Soil surveys consider Rubbleland areas as “miscellaneous areas” and little soil mapping effort was dedicated to describing these areas when these they were first mapped because these landscapes and soils did not support agricultural activities. Rubbleland is defined as areas of cobbles, stones, and boulders commonly at the base of mountains, or left on mountainsides by glaciation or periglacial processes. Developing soil properties and resultant interpretations is of particular interest to the US Forest Service, Monongahela National Forest (MNF) staff, since much of the Rubbleland mapping occurs throughout the Forest.

West Virginia is “blessed” with many areas that meet the definition of Rubbleland, with over 400 delineations. Areas mapped as Rubbleland in West Virginia are found in Hampshire, Mineral, Monroe, Tucker, and Randolph Counties, with much of it residing within the MNF. Thanks to the hard work of the MNF Soils Resource Program staff, the Morgantown, WV Soil Survey Office (MLRA 127) staff, and West Virginia State Office staff, the soil survey program is adding valuable information to better understand the importance of these areas.

Rubbleland polygons tend to occur below ridges that are “capped” by the Tuscarora Sandstone.

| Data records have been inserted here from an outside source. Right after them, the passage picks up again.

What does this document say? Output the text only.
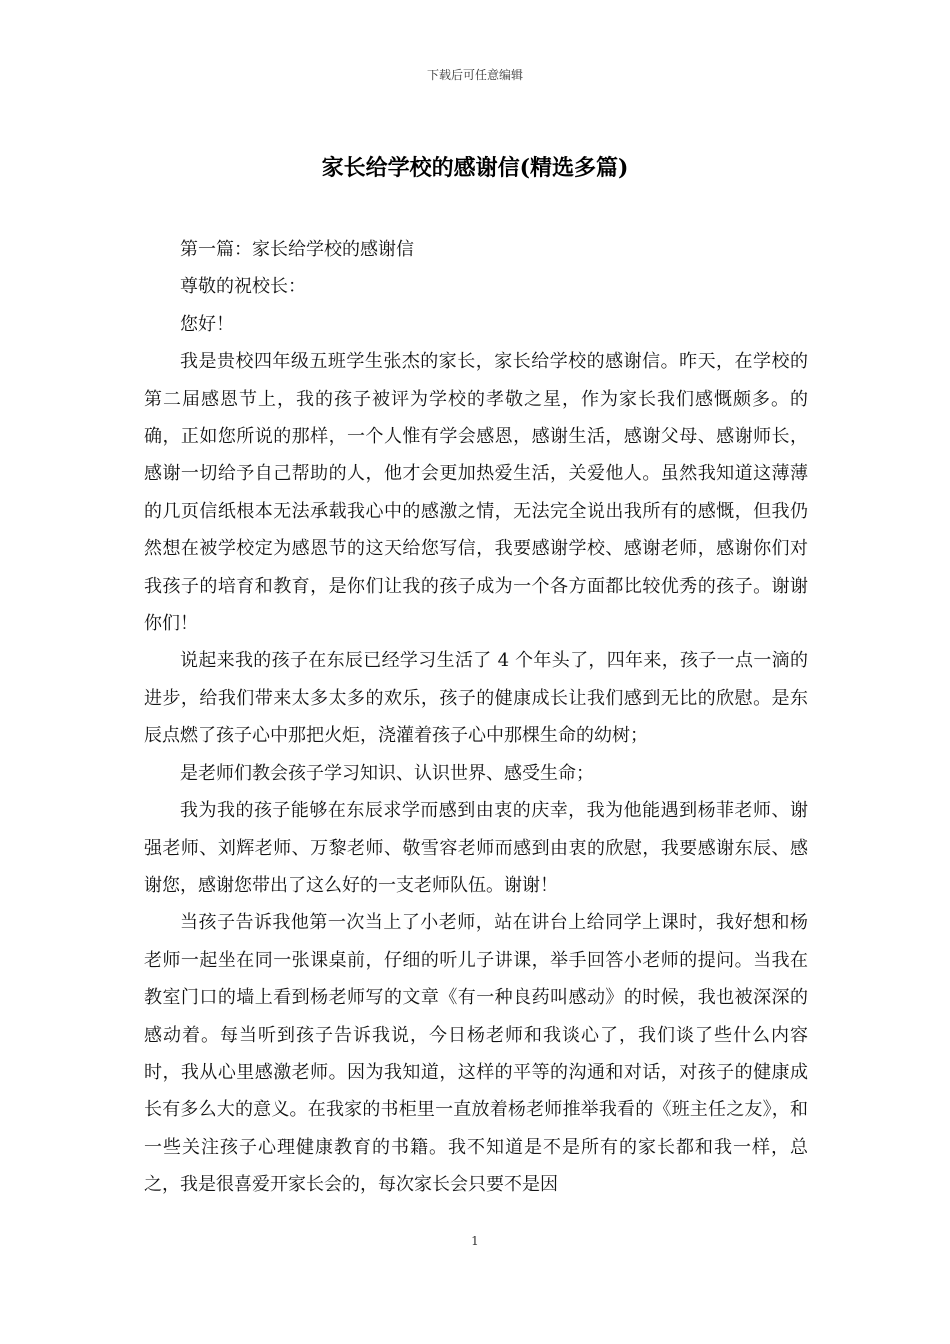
下载后可任意编辑
家长给学校的感谢信(精选多篇)

第一篇：家长给学校的感谢信

尊敬的祝校长：

您好！

我是贵校四年级五班学生张杰的家长，家长给学校的感谢信。昨天，在学校的第二届感恩节上，我的孩子被评为学校的孝敬之星，作为家长我们感慨颇多。的确，正如您所说的那样，一个人惟有学会感恩，感谢生活，感谢父母、感谢师长，感谢一切给予自己帮助的人，他才会更加热爱生活，关爱他人。虽然我知道这薄薄的几页信纸根本无法承载我心中的感激之情，无法完全说出我所有的感慨，但我仍然想在被学校定为感恩节的这天给您写信，我要感谢学校、感谢老师，感谢你们对我孩子的培育和教育，是你们让我的孩子成为一个各方面都比较优秀的孩子。谢谢你们！

说起来我的孩子在东辰已经学习生活了 4 个年头了，四年来，孩子一点一滴的进步，给我们带来太多太多的欢乐，孩子的健康成长让我们感到无比的欣慰。是东辰点燃了孩子心中那把火炬，浇灌着孩子心中那棵生命的幼树；

是老师们教会孩子学习知识、认识世界、感受生命；

我为我的孩子能够在东辰求学而感到由衷的庆幸，我为他能遇到杨菲老师、谢强老师、刘辉老师、万黎老师、敬雪容老师而感到由衷的欣慰，我要感谢东辰、感谢您，感谢您带出了这么好的一支老师队伍。谢谢！

当孩子告诉我他第一次当上了小老师，站在讲台上给同学上课时，我好想和杨老师一起坐在同一张课桌前，仔细的听儿子讲课，举手回答小老师的提问。当我在教室门口的墙上看到杨老师写的文章《有一种良药叫感动》的时候，我也被深深的感动着。每当听到孩子告诉我说，今日杨老师和我谈心了，我们谈了些什么内容时，我从心里感激老师。因为我知道，这样的平等的沟通和对话，对孩子的健康成长有多么大的意义。在我家的书柜里一直放着杨老师推举我看的《班主任之友》，和一些关注孩子心理健康教育的书籍。我不知道是不是所有的家长都和我一样，总之，我是很喜爱开家长会的，每次家长会只要不是因

1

Geologists call these materials scree, or talus, and the landforms on which they occur are called talus slopes. There are also many areas of Rubbleland occurring on the very resistant sandstone formations in the Pottsville Group.

Photo of soil below rock. A measuring tap shows depth at 40 inches

(USDA Forest Service photo by Adrienne Nottingham)

Rubbleland map units have interesting soil characteristics due to large rock fragments at or near the ground surface. The wavy boundaries and discontinuous horizons of the soil profiles beneath the rocks are examples of these distinguishing features.

Soils forming from the associated coarse sandstone parent materials do not always produce the sandy-textured soils that one might expect. The finer soil textures often found in the subsoil, such as fine as silty clay loam, make these Rubbleland units interesting from a soil interpretation and soil genesis viewpoint.

High volumes of rock fragments with random orientation facilitate preferential flow, which causes differential soil development. Pockets or bands of organic and iron compounds are often irregularly distributed within fine-earth material, creating properties of a spodic horizon.

Some spodic horizons can have a reddish hue which denotes the presence of amorphous iron oxide compounds. These iron compounds, and often associated aluminum compounds (sesquioxides), can create strong cementation (Bs horizon). Other spodic horizons can have a very dark to nearly black color below an eluvial (E) horizon, which indicates the presence of mobile amorphous organic compounds (Bh horizon). The mixing of sesquioxides and organic compounds often occurs (Bhs horizon).

Another property of these soils is very low pH, due to the parent material, vegetation, and high precipitation. The parent material is naturally low in base cations. Plant communities, typically consisting of red spruce, laurel, rhododendron, hemlock, and other less abundant species, produce a litter layer which creates more acidic conditions through decomposition. The pH values measured during the Rubbleland sampling ranged as low as 2.7 when red spruce is dominating the forest around the site.

Conducting investigations in Rubbleland areas is very difficult due to the quantity and size of the rocks and the remoteness of these delineations. For these reasons, along with the historical lack of emphasis placed on non-agricultural lands for soil mapping, little information on infiltration or saturated hydraulic conductivity exists for these soil types and the map units. The information generated from this project will add a great deal to the understanding of soil properties and interpretations of miscellaneous areas and will assist land managers on the Monongahela National Forest.

What will be done with this new information? Interpretations that are currently available for Miscellaneous areas such as Rubbleland, in most cases, return no results (i.e. not rated) when run on miscellaneous areas. These new data on the physical and chemical properties of the underlying soils will enable soil components to be developed and creation of new soil series is likely. This will provide interpretations for these areas. Currently, the National Cooperative Soil Survey is participating in a study to produce even more data and provide information for future management interpretations.